第十二話 クレイジーな来客

 時島家宅。

 二階建てで、外観は洋モダンのデザインとなっている。

 広さは三十坪くらいで、庭はリビングに自然とつながった構造だ。

 ユイはそんな我が家に入ることなく、ただ門の前でじっと立っていた。


「ミツキ帰ってるのかな・・・・・」


 ユイは不安な表情で呟いた。



 ミツキと仲直りがしたい。

 誰から言われたからではなく、自分自身の本心だ。

 しかし、それを実行する勇気が出なかった。

 そのことでずっと悩んでいた。



 自分から動かなければ何も始まらない。


 カオルやマルコから諭されて、一度は勇気が出たものの、目前にして立ち止まってしまった。

 やっぱり怖いのだ。

 ミツキとの和解に失敗して、口を利かない日々になるのが。

 また、振り出しに戻るかもしれないと思うと、どうしても足が竦んでしまう。

 やっと、少しだけ会話ができるようになったと思ったのに_____。

 やっと、少しだけ打ち解けられたと思ったのに_____。



「一体・・・・どうすればいいの・・・・・・」


 ユイは煉瓦造りの門の柱に寄りかかり、その場に座り込んでしまった。

 自分がここまで優柔不断な人間であると、残念に思いながら息を吐く



「あのー、どうなさいましたか?」


 そう呼び掛けられる声が聞こえたので首を捻った。

 三十代くらいの女性が、自分の顔を覗いていたのだ。


「具合でも悪いのですか?」


 そう聞かれたところで、ユイは慌てて立ち上がった。


「い、いえ大丈夫です。

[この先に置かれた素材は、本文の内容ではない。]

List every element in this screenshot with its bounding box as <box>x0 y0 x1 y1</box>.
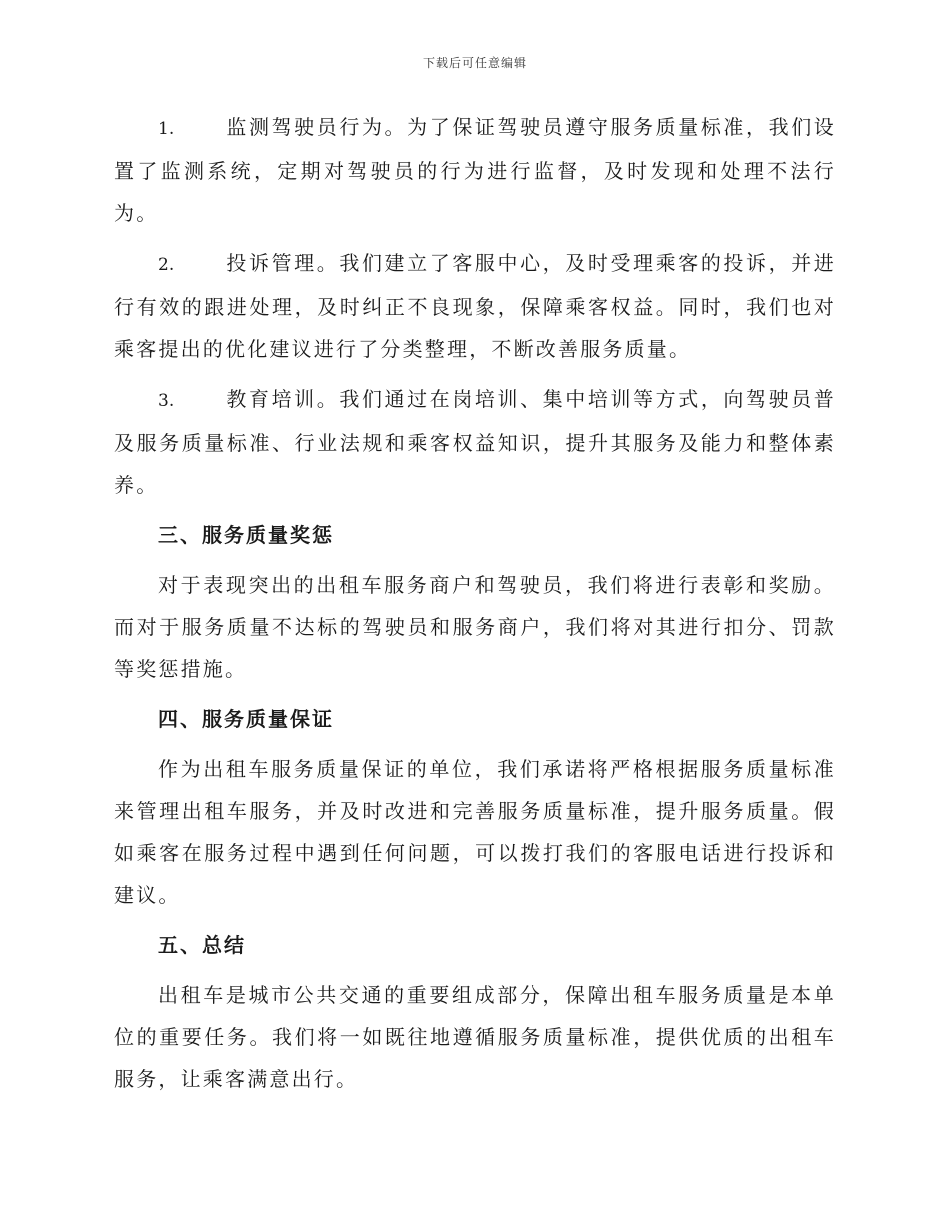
list-item-text: 监测驾驶员行为。为了保证驾驶员遵守服务质量标准，我们设置了监测系统，定期对驾驶员的行为进行监督，及时发现和处理不法行为。 <box>114 115 836 225</box>
section-heading-guarantee: 四、服务质量保证 <box>158 707 334 731</box>
page-header: 下载后可任意编辑 <box>422 56 527 70</box>
list-item-3 <box>114 378 836 506</box>
list-item-number: 2. <box>158 255 175 275</box>
list-item-text: 教育培训。我们通过在岗培训、集中培训等方式，向驾驶员普及服务质量标准、行业法规和乘客权益知识，提升其服务及能力和整体素养。 <box>114 387 836 497</box>
list-item-number: 3. <box>158 391 175 411</box>
section-heading-rewards: 三、服务质量奖惩 <box>158 523 334 547</box>
section-heading-summary: 五、总结 <box>158 933 246 957</box>
section-body-guarantee: 作为出租车服务质量保证的单位，我们承诺将严格根据服务质量标准来管理出租车服务，并及时改进和完善服务质量标准，提升服务质量。假如乘客在服务过程中遇到任何问题，可以拨打我们的客服电话进行投诉和建议。 <box>114 757 836 907</box>
section-body-summary: 出租车是城市公共交通的重要组成部分，保障出租车服务质量是本单位的重要任务。我们将一如既往地遵循服务质量标准，提供优质的出租车服务，让乘客满意出行。 <box>114 983 836 1091</box>
list-item-text: 投诉管理。我们建立了客服中心，及时受理乘客的投诉，并进行有效的跟进处理，及时纠正不良现象，保障乘客权益。同时，我们也对乘客提出的优化建议进行了分类整理，不断改善服务质量。 <box>114 251 836 361</box>
document-body <box>114 106 836 1108</box>
list-item-1 <box>114 106 836 234</box>
list-item-2 <box>114 242 836 370</box>
section-body-rewards: 对于表现突出的出租车服务商户和驾驶员，我们将进行表彰和奖励。而对于服务质量不达标的驾驶员和服务商户，我们将对其进行扣分、罚款等奖惩措施。 <box>114 573 836 681</box>
list-item-number: 1. <box>158 119 175 139</box>
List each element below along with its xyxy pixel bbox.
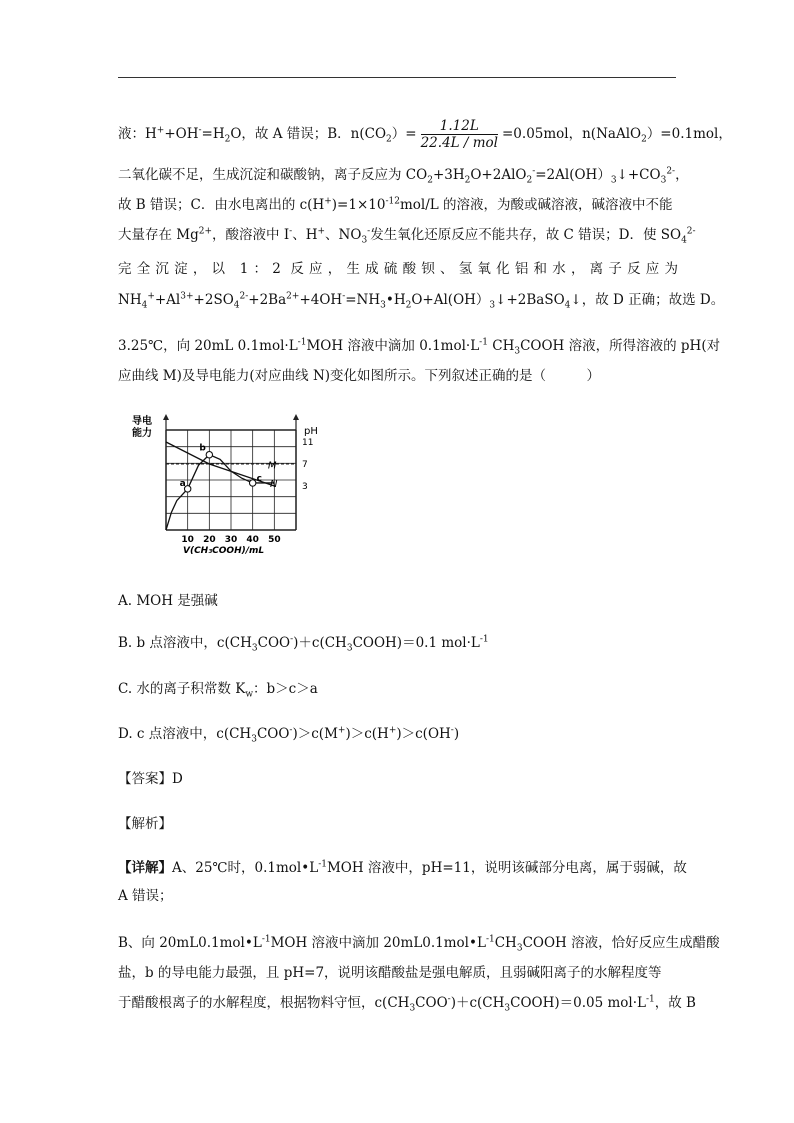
answer-line: 【答案】D [118,771,183,787]
x-tick-label: 50 [268,535,281,545]
analysis-title: 【解析】 [118,816,172,832]
question-line-2: 应曲线 M)及导电能力(对应曲线 N)变化如图所示。下列叙述正确的是（ ） [118,368,601,384]
volume-fraction: $\frac{1.12L}{\text{22.4L / mol}}$ [420,118,498,151]
curve-M-label: M [267,460,277,472]
point-b [206,452,212,458]
option-a[interactable]: A. MOH 是强碱 [118,593,218,609]
option-c[interactable]: C. 水的离子积常数 $K_w$：b＞c＞a [118,681,318,700]
detail-line-5: 于醋酸根离子的水解程度，根据物料守恒，$c(CH_3COO^-)+c(CH_3COOH)=0.05$ $mol\cdot L^{-1}$，故 B [118,994,696,1014]
right-tick-label: 3 [302,482,308,492]
x-tick-label: 30 [224,535,238,545]
right-tick-label: 7 [302,460,308,470]
solution-line-5: 完全沉淀，以 1：2 反应，生成硫酸钡、氢氧化铝和水，离子反应为 [118,261,678,277]
solution-line-4: 大量存在 $Mg^{2+}$，酸溶液中 I-、H+、$NO_3^-$发生氧化还原反应不能共存，故 C 错误；D．使 $SO_4^{2-}$ [118,226,696,246]
option-d[interactable]: D. c 点溶液中，$c(CH_3COO^-)>c(M^+)>c(H^+)>c(OH^-)$ [118,725,460,745]
x-tick-label: 20 [203,535,216,545]
solution-line-1: 液：$H^++OH^-=H_2O$，故 A 错误；B．$n(CO_2)=$ $\frac{1.12L}{\text{22.4L / mol}}$ =0.05mol，n(NaAlO$_2$）=0.1mol， [118,118,732,151]
chart-curves [166,442,278,530]
point-label-c: c [256,473,263,484]
x-axis-label: V(CH₃COOH)/mL [183,546,265,556]
curve-N-label: N [270,478,278,490]
header-rule [118,77,676,78]
solution-line-6: $NH_4^++Al^{3+}+2SO_4^{2-}+2Ba^{2+}+4OH^-=NH_3•H_2O+Al(OH)_3↓+2BaSO_4↓$，故 D 正确；故选 D。 [118,291,725,311]
x-tick-label: 10 [181,535,194,545]
x-tick-label: 40 [246,535,259,545]
point-label-b: b [199,443,206,454]
titration-chart [128,410,328,560]
option-b[interactable]: B. b 点溶液中，$c(CH_3COO^-)+c(CH_3COOH)=0.1$ $mol\cdot L^{-1}$ [118,634,489,654]
detail-line-2: A 错误； [118,888,173,904]
point-label-a: a [179,478,186,489]
solution-line-3: 故 B 错误；C．由水电离出的 $c(H^+)=1\times 10^{-12}mol/L$ 的溶液，为酸或碱溶液，碱溶液中不能 [118,196,673,213]
y-right-arrow [293,414,299,420]
curve-N [166,455,274,530]
right-tick-labels [302,438,313,492]
right-tick-label: 11 [302,438,314,448]
detail-line-1: 【详解】A、25℃时，$0.1mol•L^{-1}MOH$ 溶液中，pH=11，说明该碱部分电离，属于弱碱，故 [118,859,687,876]
question-line-1: 3.25℃，向 20mL $0.1mol\cdot L^{-1}MOH$ 溶液中滴加 $0.1mol\cdot L^{-1}$ $CH_3COOH$ 溶液，所得溶液的 pH(对 [118,337,721,357]
y-left-label-line1: 导电 [132,416,152,427]
detail-line-4: 盐，b 的导电能力最强，且 pH=7，说明该醋酸盐是强电解质，且弱碱阳离子的水解程度等 [118,965,662,981]
point-c [249,480,255,486]
y-left-label-line2: 能力 [132,428,152,439]
y-left-arrow [163,414,169,420]
detail-line-3: B、向 $20mL0.1mol•L^{-1}MOH$ 溶液中滴加 $20mL0.1mol•L^{-1}CH_3COOH$ 溶液，恰好反应生成醋酸 [118,934,720,954]
y-right-label: pH [304,426,318,437]
x-tick-labels [181,535,280,545]
solution-line-2: 二氧化碳不足，生成沉淀和碳酸钠，离子反应为 $CO_2+3H_2O+2AlO_2^-=2Al(OH)_3↓+CO_3^{2-}$， [118,166,689,186]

お気遣いなさらず」


 と、あたふたしながらも丁寧に言葉を返した。


「そうですか、なら良かった」


 そう言うと女性は優しく微笑み、ゆっくりと立ち上がった。

 高身長で百七十センチはあるだろうか。

 身体も細く、まるでモデルのような体型をしている。

 おまけに美人で、テレビで見るような女優みたいだった。



 ユイは見惚れていると、女性の方からまたしても質問された。


「ところで貴方、確かここ時島さんのお宅ですよね?」

「え?はい、そうですが」

「貴方は時島さんのお知り合いですか?」


 ユイはここまで質問されたところで、その女性に対して不信感を覚えるようになった。



 この女性とは会った記憶はない。

 そうなると母の知り合いか何かなのだろうか。

 だとすれば、海外に出張しているため、会うことはできないのだが。

 ユイはその女性に母の不在を伝えてみることにした。


「母なら仕事で当分帰ってきません」

「母?ということは、貴方が時島ユイさんですか?」

「え?はいそうですが・・・・・」


 ユイはその女性に尚も不信感を持ちながらも、正直に答えた。



「あ、そうですか」


 女性は納得したようで、再び微笑んだ。


「実は貴方にお話ししたいことがあって来たのですが、お時間よろしいですか?」

「お話、ですか?」

「はい」


 女性は頷くと、ユイに右手を翳した。

 ユイはその女性の奇妙な行動に首を傾げた。



 すると、女性の右手から青黒い炎が出現したのだ。

 そして、それはユイ目掛けて発射された。


「ひゃっ」


 ユイは咄嗟に頭を押さえしゃがみ込んだことで、なんとか避けることができた。


「ちょっと避けないでくださいよ」


 女性は不快な表情で、悪びれる様子もなく答える。



「いや、避けるでしょ!何するんですか!」

「何って、記憶操作が本当に効かないのか試しているだけですが」

「記憶操作?何言ってるんですか?」

「あら?覚えてないんですか?それならこっちとしては都合が良いのですが」


 一体何を言っているの、この人は?


 ユイは女性の言動に違和感がするも、自分の置かれている状況が非常にまずいということは理解した。

 恐怖心がピークに達してしまい、最早過呼吸状態にまで陥ってしまう。



「大丈夫ですよ、殺したりしませんよ」


 女性はユイに右手を翳したまま、ゆっくりと歩み寄る。

 ユイは恐怖のあまり腰が抜け、崩れるように尻餅をついてしまった。


「やめてくださいよ。これじゃまるで私が悪者みたいじゃないですか」


 女性は不気味な笑みを浮かべると、再び青黒い炎を出現させた。

 そして、ユイは瞳にじわりと涙を浮かべ目を閉じた。